The case is scheduled for trial next year. The Friday ruling means Samsung can continue selling Galaxy products for now.

Sealing documents has become standard in intellectual property cases. Investors, academics and other observers have expressed concern that some judges too readily accede to litigants’ claims that documents contain trade secrets and must be kept private.

Judges have wide latitude in granting company sealing requests, and Koh has granted all of Apple and Samsung’s requests to keep documents secret in the case.

Some crucial legal briefs from both companies were kept entirely secret for months, and then released with redactions. After an inquiry from Reuters last week, Koh issued new guidelines so that redacted briefs become public much sooner.

Timothy Holbrook, an intellectual property professor at Emory Law in Atlanta who reviewed Koh’s Friday ruling at Reuters’ request, said there did not appear to be any trade secrets among the blacked-out portions.

“Most of it just seems like it was sealed out of an abundance of caution,” Holbrook said.

In an email on Monday, Koh declined to comment on a pending case. Representatives for Apple and Samsung also declined to comment.

SMARTPHONE, TABLET BATTLE

The California case is just one battleground in Apple and Samsung’s bruising legal war, which includes more than 20 cases in 10 countries as they jostle for the top spot in the smartphone and tablet markets.
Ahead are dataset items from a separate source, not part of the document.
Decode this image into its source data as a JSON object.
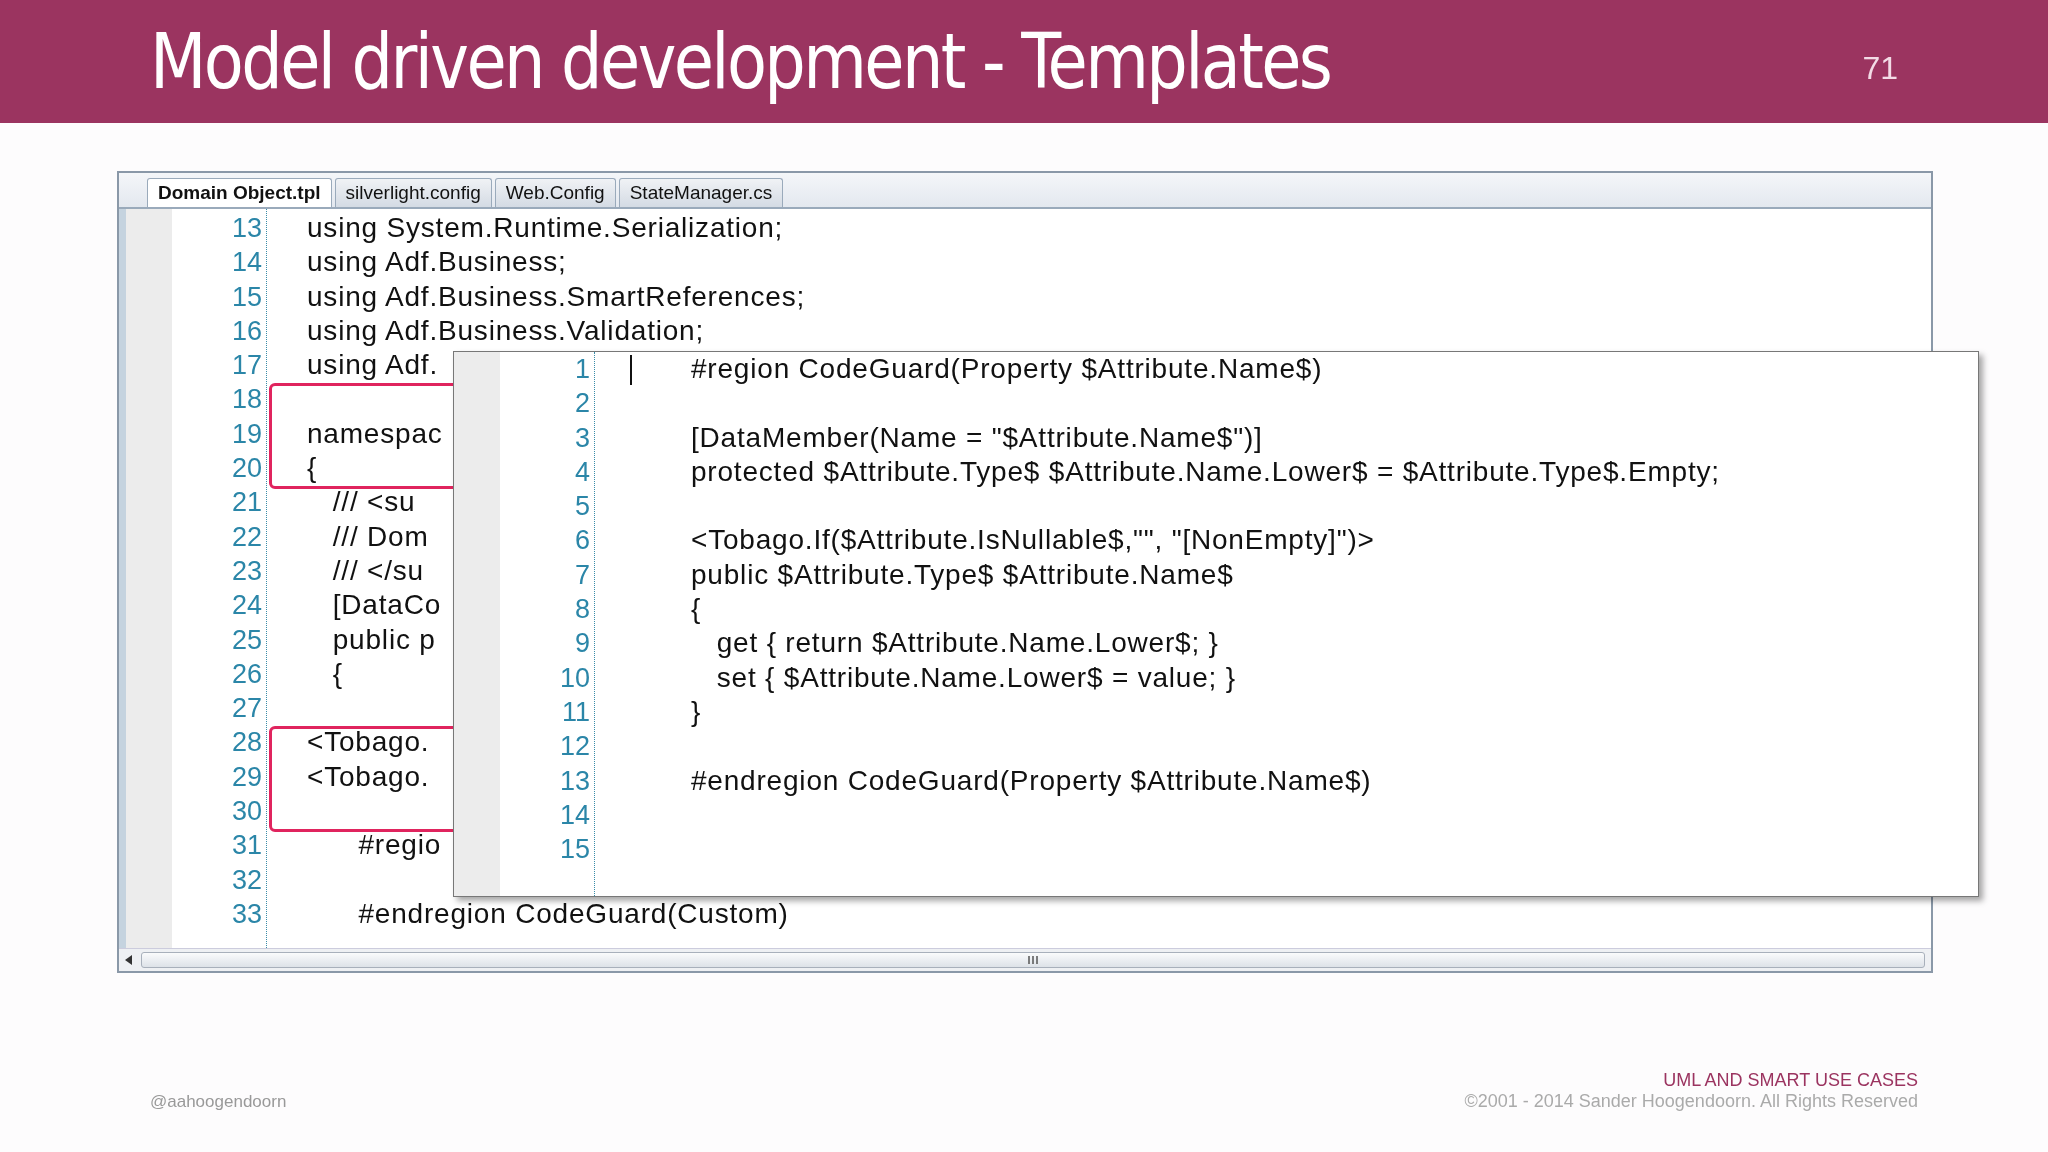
{
  "slide": {
    "title": "Model driven development - Templates",
    "page_number": "71"
  },
  "editor": {
    "tabs": [
      {
        "label": "Domain Object.tpl",
        "selected": true
      },
      {
        "label": "silverlight.config",
        "selected": false
      },
      {
        "label": "Web.Config",
        "selected": false
      },
      {
        "label": "StateManager.cs",
        "selected": false
      }
    ],
    "lines": [
      {
        "number": "13",
        "text": "using System.Runtime.Serialization;",
        "framed": false
      },
      {
        "number": "14",
        "text": "using Adf.Business;",
        "framed": false
      },
      {
        "number": "15",
        "text": "using Adf.Business.SmartReferences;",
        "framed": false
      },
      {
        "number": "16",
        "text": "using Adf.Business.Validation;",
        "framed": false
      },
      {
        "number": "17",
        "text": "using Adf.",
        "framed": false
      },
      {
        "number": "18",
        "framed": true
      },
      {
        "number": "19",
        "text": "namespac",
        "framed": true
      },
      {
        "number": "20",
        "text": "{",
        "framed": true
      },
      {
        "number": "21",
        "text": "   /// <su",
        "framed": false
      },
      {
        "number": "22",
        "text": "   /// Dom",
        "framed": false
      },
      {
        "number": "23",
        "text": "   /// </su",
        "framed": false
      },
      {
        "number": "24",
        "text": "   [DataCo",
        "framed": false
      },
      {
        "number": "25",
        "text": "   public p",
        "framed": false
      },
      {
        "number": "26",
        "text": "   {",
        "framed": false
      },
      {
        "number": "27",
        "framed": false
      },
      {
        "number": "28",
        "text": "<Tobago.",
        "framed": true
      },
      {
        "number": "29",
        "text": "<Tobago.",
        "framed": true
      },
      {
        "number": "30",
        "framed": true
      },
      {
        "number": "31",
        "text": "      #regio",
        "framed": false
      },
      {
        "number": "32",
        "framed": false
      },
      {
        "number": "33",
        "text": "      #endregion CodeGuard(Custom)",
        "framed": false
      }
    ],
    "popup": {
      "lines": [
        {
          "number": "1",
          "text": "#region CodeGuard(Property $Attribute.Name$)"
        },
        {
          "number": "2"
        },
        {
          "number": "3",
          "text": "[DataMember(Name = \"$Attribute.Name$\")]"
        },
        {
          "number": "4",
          "text": "protected $Attribute.Type$ $Attribute.Name.Lower$ = $Attribute.Type$.Empty;"
        },
        {
          "number": "5"
        },
        {
          "number": "6",
          "text": "<Tobago.If($Attribute.IsNullable$,\"\", \"[NonEmpty]\")>"
        },
        {
          "number": "7",
          "text": "public $Attribute.Type$ $Attribute.Name$"
        },
        {
          "number": "8",
          "text": "{"
        },
        {
          "number": "9",
          "text": "   get { return $Attribute.Name.Lower$; }"
        },
        {
          "number": "10",
          "text": "   set { $Attribute.Name.Lower$ = value; }"
        },
        {
          "number": "11",
          "text": "}"
        },
        {
          "number": "12"
        },
        {
          "number": "13",
          "text": "#endregion CodeGuard(Property $Attribute.Name$)"
        },
        {
          "number": "14"
        },
        {
          "number": "15"
        }
      ]
    }
  },
  "footer": {
    "handle": "@aahoogendoorn",
    "course": "UML AND SMART USE CASES",
    "copyright": "©2001 - 2014 Sander Hoogendoorn. All Rights Reserved"
  }
}
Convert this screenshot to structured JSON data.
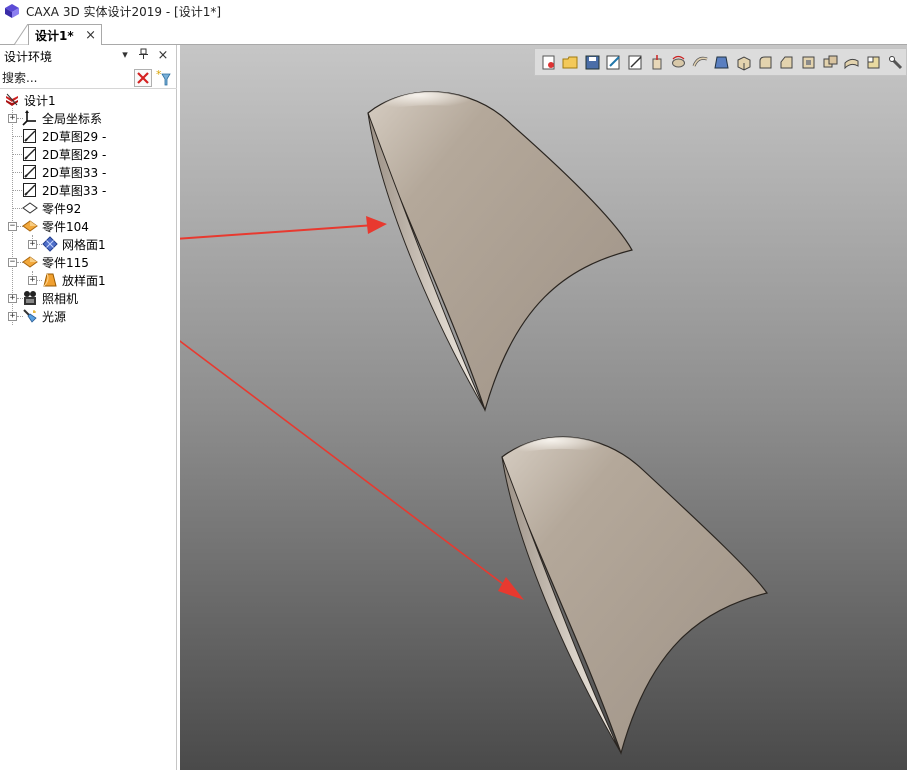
{
  "window": {
    "title": "CAXA 3D 实体设计2019 - [设计1*]"
  },
  "tab": {
    "label": "设计1*",
    "close": "×"
  },
  "panel": {
    "title": "设计环境",
    "dropdown_glyph": "▾",
    "pin_glyph": "ꟸ",
    "close_glyph": "×",
    "search_placeholder": "搜索..."
  },
  "tree": {
    "root": "设计1",
    "items": [
      {
        "label": "全局坐标系",
        "icon": "coordinate-system-icon"
      },
      {
        "label": "2D草图29 -",
        "icon": "sketch-icon"
      },
      {
        "label": "2D草图29 -",
        "icon": "sketch-icon"
      },
      {
        "label": "2D草图33 -",
        "icon": "sketch-icon"
      },
      {
        "label": "2D草图33 -",
        "icon": "sketch-icon"
      },
      {
        "label": "零件92",
        "icon": "part-outline-icon"
      },
      {
        "label": "零件104",
        "icon": "part-icon"
      },
      {
        "label": "网格面1",
        "icon": "mesh-surface-icon"
      },
      {
        "label": "零件115",
        "icon": "part-icon"
      },
      {
        "label": "放样面1",
        "icon": "loft-surface-icon"
      },
      {
        "label": "照相机",
        "icon": "camera-icon"
      },
      {
        "label": "光源",
        "icon": "light-icon"
      }
    ]
  },
  "toolbar": {
    "icons": [
      "new-icon",
      "open-icon",
      "save-icon",
      "edit-icon",
      "sketch-edit-icon",
      "extrude-icon",
      "revolve-icon",
      "sweep-icon",
      "loft-icon",
      "box-icon",
      "fillet-icon",
      "chamfer-icon",
      "shell-icon",
      "boolean-icon",
      "surface-icon",
      "face-icon",
      "measure-icon"
    ]
  },
  "colors": {
    "arrow": "#e8392f",
    "surface": "#a89c8f",
    "part_orange": "#f2a83b",
    "mesh_blue": "#4f6fc9"
  }
}
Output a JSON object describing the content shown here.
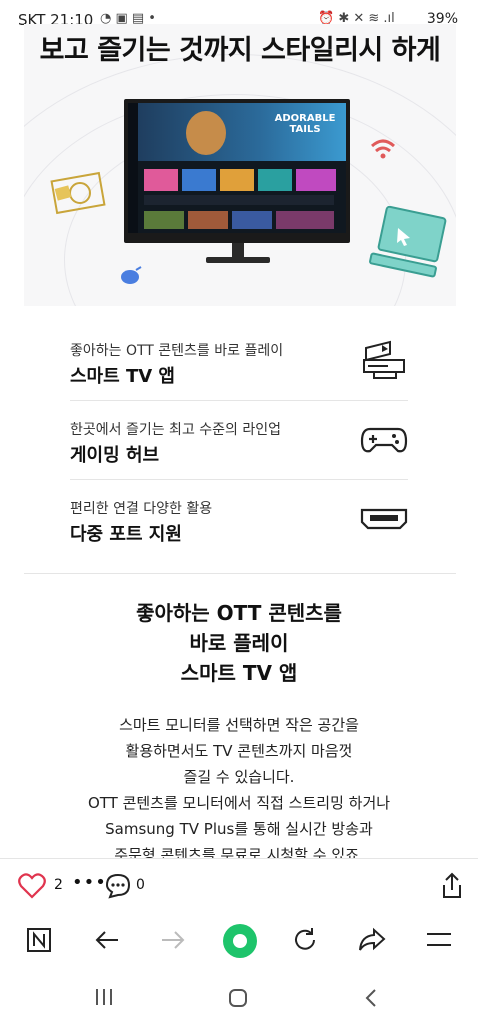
{
  "status_bar": {
    "carrier_time": "SKT 21:10",
    "battery": "39%"
  },
  "hero": {
    "title": "보고 즐기는 것까지 스타일리시 하게",
    "screen_heading": "ADORABLE TAILS"
  },
  "features": [
    {
      "subtitle": "좋아하는 OTT 콘텐츠를 바로 플레이",
      "title": "스마트 TV 앱"
    },
    {
      "subtitle": "한곳에서 즐기는 최고 수준의 라인업",
      "title": "게이밍 허브"
    },
    {
      "subtitle": "편리한 연결 다양한 활용",
      "title": "다중 포트 지원"
    }
  ],
  "section": {
    "heading_lines": [
      "좋아하는 OTT 콘텐츠를",
      "바로 플레이",
      "스마트 TV 앱"
    ],
    "body_lines": [
      "스마트 모니터를 선택하면 작은 공간을",
      "활용하면서도 TV 콘텐츠까지 마음껏",
      "즐길 수 있습니다.",
      "OTT 콘텐츠를 모니터에서 직접 스트리밍 하거나",
      "Samsung TV Plus를 통해 실시간 방송과",
      "주문형 콘텐츠를 무료로 시청할 수 있죠."
    ]
  },
  "actions": {
    "like_count": "2",
    "comment_count": "0"
  },
  "colors": {
    "accent_green": "#1ec46b",
    "like_red": "#e0344e"
  }
}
Global tablet sales are expected to explode to more than 50 million in 2011. Apple, which has sold more than 30 million iPads so far, is expected to continue to dominate the market in the near term.

While Amazon.com has also entered the fray with its Kindle Fire tablet, Samsung’s Galaxy line-up is widely deemed the closest rival to the iPad in terms of capability and design.

In her 65-page ruling denying Apple’s request for a preliminary injunction against Samsung, Koh attempted to redact nearly two dozen sentences or short fragments. But because of a formatting characteristic in the prior electronic version, the redacted material can be viewed by copying text from the PDF and pasting it into another document.

The version now available to the public cannot be viewed in such a manner.

According to the redacted portions, Apple’s own studies show that existing customers are unlikely to switch from iPhones to Samsung devices. Instead, the evidence suggests an increase in sales of Samsung smartphones is likely to come at the expense of other smartphones with Android operating systems, Koh wrote.

In arguing against the injunction, Samsung — which is also a huge components supplier to Apple — said Apple’s supply cannot keep up with market demand for smartphone products. Koh recounted the argument in the redacted portions of the ruling.

But Koh then called Samsung’s argument “dubious,” given rebuttal evidence presented by Apple regarding its ability to keep up with demand in the long term.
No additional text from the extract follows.